Never miss it if I can help it. Nice chinning with you boys. So long.”

Arnie threw me such a smoking look of pain and anger that I backed off a step. He went after the old man and took his elbow. They talked. I couldn't hear it all, but I could see more than enough. The old man's pride was wounded. Arnie was earnest and apologetic. The old man just hoped Arnie understood that he couldn't stand to see the car that had brought him through safe to his golden years insulted. Arnie agreed. Little by little, the old man allowed himself to be led back. And again I felt something consciously dreadful about him . . . it was as if a cold November wind could think. I can't put it any better than that.

“If he says one more word, I wash my hands of the whole thing,” LeBay said, and cocked a horny, callused thumb at me.

“He won't, he won't,” Arnie said hastily. “Three hundred, did you say?”

“Yes, I believe that was—”

“Two-fifty was the quoted price,” I said loudly.

Arnie looked stricken, afraid the old man would walk away again, but LeBay was taking no chances. The fish was almost out of the pond now.

“Two-fifty would do it, I guess,” LeBay allowed. He glanced my way again, and I saw that we had an understanding—he didn't like me and I didn't like him.

To my ever-increasing horror, Arnie pulled his wallet out and began thumbing through it. There was silence among the three of us. LeBay looked on. I looked away at a little kid who was trying to kill himself on a puke-green skateboard. Somewhere a dog barked. Two girls who looked like eighth-or ninth-graders went past, giggling and holding clutches of library books to their blooming chests. I had only one hope left for getting Arnie out of this; it was the day before payday. Given time, even twenty-four hours, this wild fever might pass. Arnie was beginning to remind me of Toad, of Toad Hall.

When I looked back, Arnie and LeBay were looking at two fives and six ones—all that had been in his wallet, apparently.

“How about a check?” Arnie asked.

LeBay offered Arnie a dry smile and said nothing.

“It's a good check,” Arnie protested. It would be, too. We had been working all summer for Carson Brothers on the I-376 extension, the one which natives of the Pittsburgh area firmly believe will never be really finished. Arnie sometimes declared that Penn-DOT had begun taking bids on the I-376 work shortly after the Civil War ended. Not that either of us had any right to complain; a lot of kids were either working for slave wages that summer or not working at all. We were making good money, even clocking some overtime. Brad Jeffries, the job foreman, had been frankly dubious about taking a kid like Arnie on, but had finally allowed that he could use a flagman; the girl he had been planning to hire had gotten herself pregnant and had run off to get married. So Arnie had started off flagging in June but had gotten into the harder work little by little, running mostly on guts and determination. It was the first real job he'd ever had, and he didn't want to screw it up. Brad was reasonably impressed, and the summer sun had even helped Arnie's erupting complexion a little. Maybe it was the ultraviolet.

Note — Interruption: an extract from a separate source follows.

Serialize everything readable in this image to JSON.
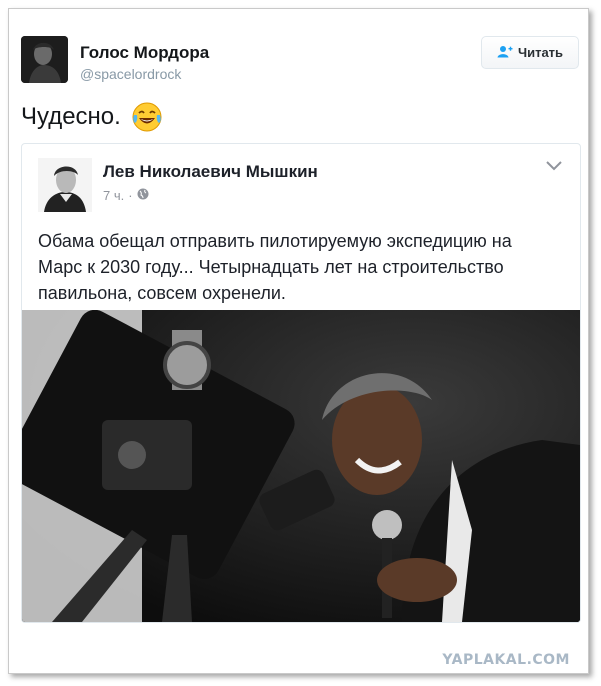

“I'm sure it's a good check, son,” LeBay said, “but I gotta make a cash deal. You understand.”

I didn't know if Arnie understood, but I did. It would be too easy to stop payment on a local check if this rustbucket Plymouth threw a rod or blew a piston on the way home.

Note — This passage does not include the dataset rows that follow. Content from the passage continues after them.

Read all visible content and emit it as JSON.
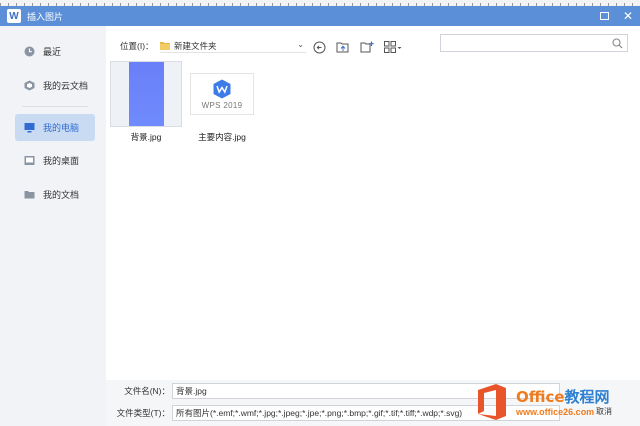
{
  "window": {
    "title": "插入图片"
  },
  "sidebar": {
    "items": [
      {
        "label": "最近",
        "icon": "clock-icon"
      },
      {
        "label": "我的云文档",
        "icon": "cloud-doc-icon"
      },
      {
        "label": "我的电脑",
        "icon": "computer-icon",
        "active": true
      },
      {
        "label": "我的桌面",
        "icon": "desktop-icon"
      },
      {
        "label": "我的文档",
        "icon": "folder-icon"
      }
    ]
  },
  "location": {
    "label": "位置(I)：",
    "value": "新建文件夹"
  },
  "search": {
    "placeholder": ""
  },
  "files": [
    {
      "name": "背景.jpg"
    },
    {
      "name": "主要内容.jpg",
      "thumb_text": "WPS 2019"
    }
  ],
  "footer": {
    "filename_label": "文件名(N)：",
    "filename_value": "背景.jpg",
    "filetype_label": "文件类型(T)：",
    "filetype_value": "所有图片(*.emf;*.wmf;*.jpg;*.jpeg;*.jpe;*.png;*.bmp;*.gif;*.tif;*.tiff;*.wdp;*.svg)",
    "cancel_label": "取消"
  },
  "watermark": {
    "brand_a": "Office",
    "brand_b": "教程网",
    "url": "www.office26.com"
  },
  "colors": {
    "titlebar": "#5b8fd8",
    "accent": "#2f6bd0",
    "active_bg": "#c9dbf3"
  }
}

“You can call the bank,” Arnie said, starting to sound desperate.

“Nope,” LeBay said, scratching his armpit above the scabrous brace. “It's going on five-thirty. Bank's long since closed.”

“A deposit, then,” Arnie said, and held out the sixteen dollars. He looked positively wild. It may be that you're having trouble believing a kid who was almost old enough to vote could have gotten himself so worked up over an anonymous old clunk in the space of fifteen minutes. I was having some trouble believing it myself. Only Roland D. LeBay seemed not to be having trouble with it, and I supposed it was because at his age he had seen everything. It was only later that I came to believe that his odd sureness might come from other sources. Either way, if any milk of human kindness had ever run in his veins, it had curdled to sour cream long ago.